Hartmut Sörgel, 1940 in Peine geboren, sucht, was er findet. Überall Worte, gelegentlich Poesie. Er belauscht die Gespräche zweier Damen im Vorbeigehen, hört, wie man sich in der S-Bahn unterhält, bringt Pomonas Werk mit dem Tempel hier in Verbindung, aber auch mit einer Fachzeitschrift für Obstbaumkunde: Apfelnamen wie „Belgischer Süßer“ oder „Berliner Schafsnase“ erregen sein Gemüt genauso wie die Versammlung von Pflanzen am Wasser: Hahnenfuss, Froschlöffel, Krebsschere. Klingende Worte also sprach er zu den Besucher. Ein idealer Ort, eine ideale Situation für jemanden, der es mit den „Vokabeln“ hält: Nieselregen, ein biss-chen Improvisation, Kommende/Ge-hende in kleiner Zahl, was wollte der Dichter mehr. Ein Vortrag vor Tausend wäre gar nichts dagegen!

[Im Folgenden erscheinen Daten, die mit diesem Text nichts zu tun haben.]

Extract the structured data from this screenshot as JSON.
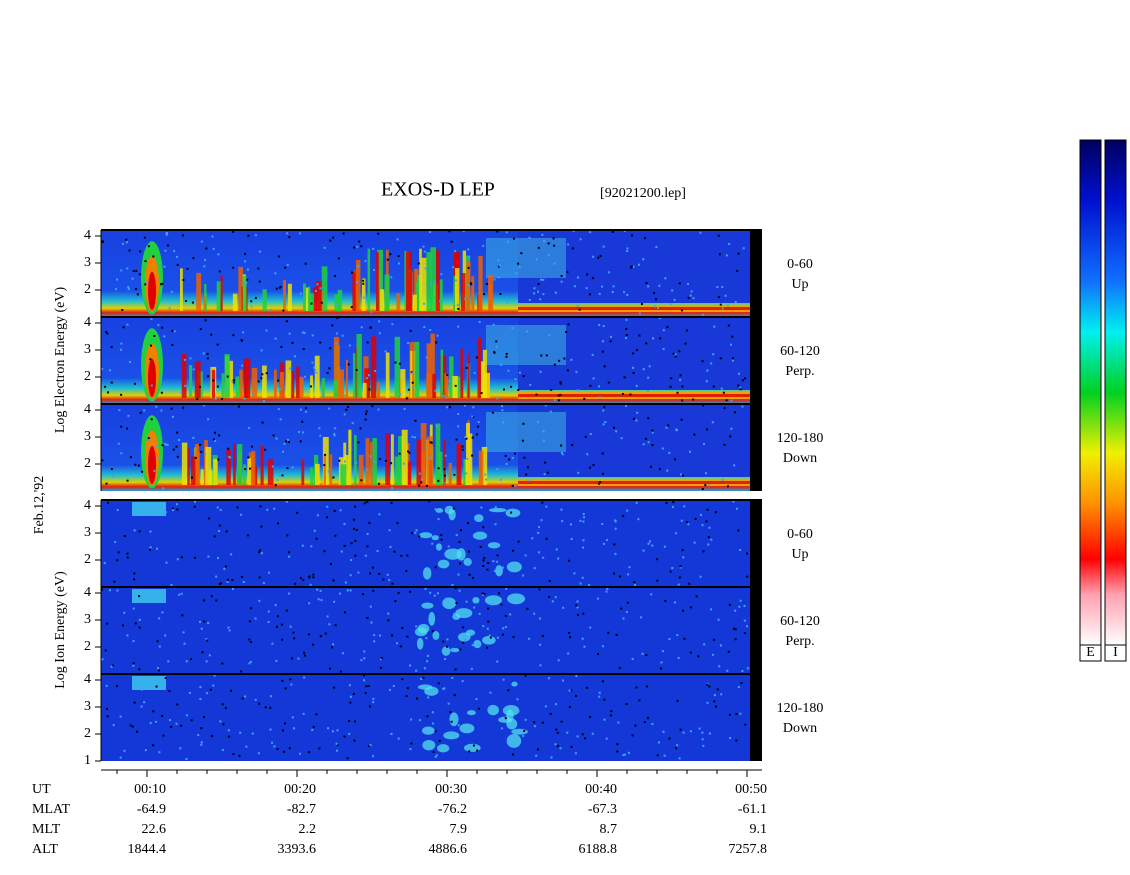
{
  "title": "EXOS-D LEP",
  "file": "[92021200.lep]",
  "date": "Feb.12,'92",
  "electron_axis_label": "Log Electron Energy (eV)",
  "ion_axis_label": "Log Ion Energy (eV)",
  "electron_panels": [
    {
      "pitch": "0-60",
      "direction": "Up",
      "ticks": [
        "4",
        "3",
        "2"
      ]
    },
    {
      "pitch": "60-120",
      "direction": "Perp.",
      "ticks": [
        "4",
        "3",
        "2"
      ]
    },
    {
      "pitch": "120-180",
      "direction": "Down",
      "ticks": [
        "4",
        "3",
        "2"
      ]
    }
  ],
  "ion_panels": [
    {
      "pitch": "0-60",
      "direction": "Up",
      "ticks": [
        "4",
        "3",
        "2"
      ]
    },
    {
      "pitch": "60-120",
      "direction": "Perp.",
      "ticks": [
        "4",
        "3",
        "2"
      ]
    },
    {
      "pitch": "120-180",
      "direction": "Down",
      "ticks": [
        "4",
        "3",
        "2",
        "1"
      ]
    }
  ],
  "time_rows": [
    {
      "label": "UT",
      "values": [
        "00:10",
        "00:20",
        "00:30",
        "00:40",
        "00:50"
      ]
    },
    {
      "label": "MLAT",
      "values": [
        "-64.9",
        "-82.7",
        "-76.2",
        "-67.3",
        "-61.1"
      ]
    },
    {
      "label": "MLT",
      "values": [
        "22.6",
        "2.2",
        "7.9",
        "8.7",
        "9.1"
      ]
    },
    {
      "label": "ALT",
      "values": [
        "1844.4",
        "3393.6",
        "4886.6",
        "6188.8",
        "7257.8"
      ]
    }
  ],
  "color_bars": [
    "E",
    "I"
  ]
}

Sentenzen wie „Städte sind Inseln in der Sprache der Schmetterlinge“ (aus „Gedichte“, 1997) wollten einen nicht so erreichen, seien sie auch dem studierten Sprachwissenschaftler Sörgel entsprungen. Sagt er aber „Ich erfinde in der Schweiz auf dem höchsten Berg ein Meer und ertrinke“, so hat er die Zukunft des Klimas erfasst. Dort wohnen wahr-scheinlich auch seine „Ertrunkenen Gedichte“. Er, der seinen Beruf so ernst nimmt, spielt mit der Sprache, findet in seinen „WortGeBilden“ tollkühne Anagramme wie „Brotleidweg“ oder „GI mit Wildbret“, gelegentlich trifft er sogar den persischen Dichter Omar Khayyam in Berlin, den tausend Jahre toten Gefährten, um sich mit ihm zu beraten. Kurz, man hatte es mit einem zu tun, der nicht umsonst auch in New York und Buenos Aires bekannt ist, nur: „In einem Tempel habe ich noch nie gelesen".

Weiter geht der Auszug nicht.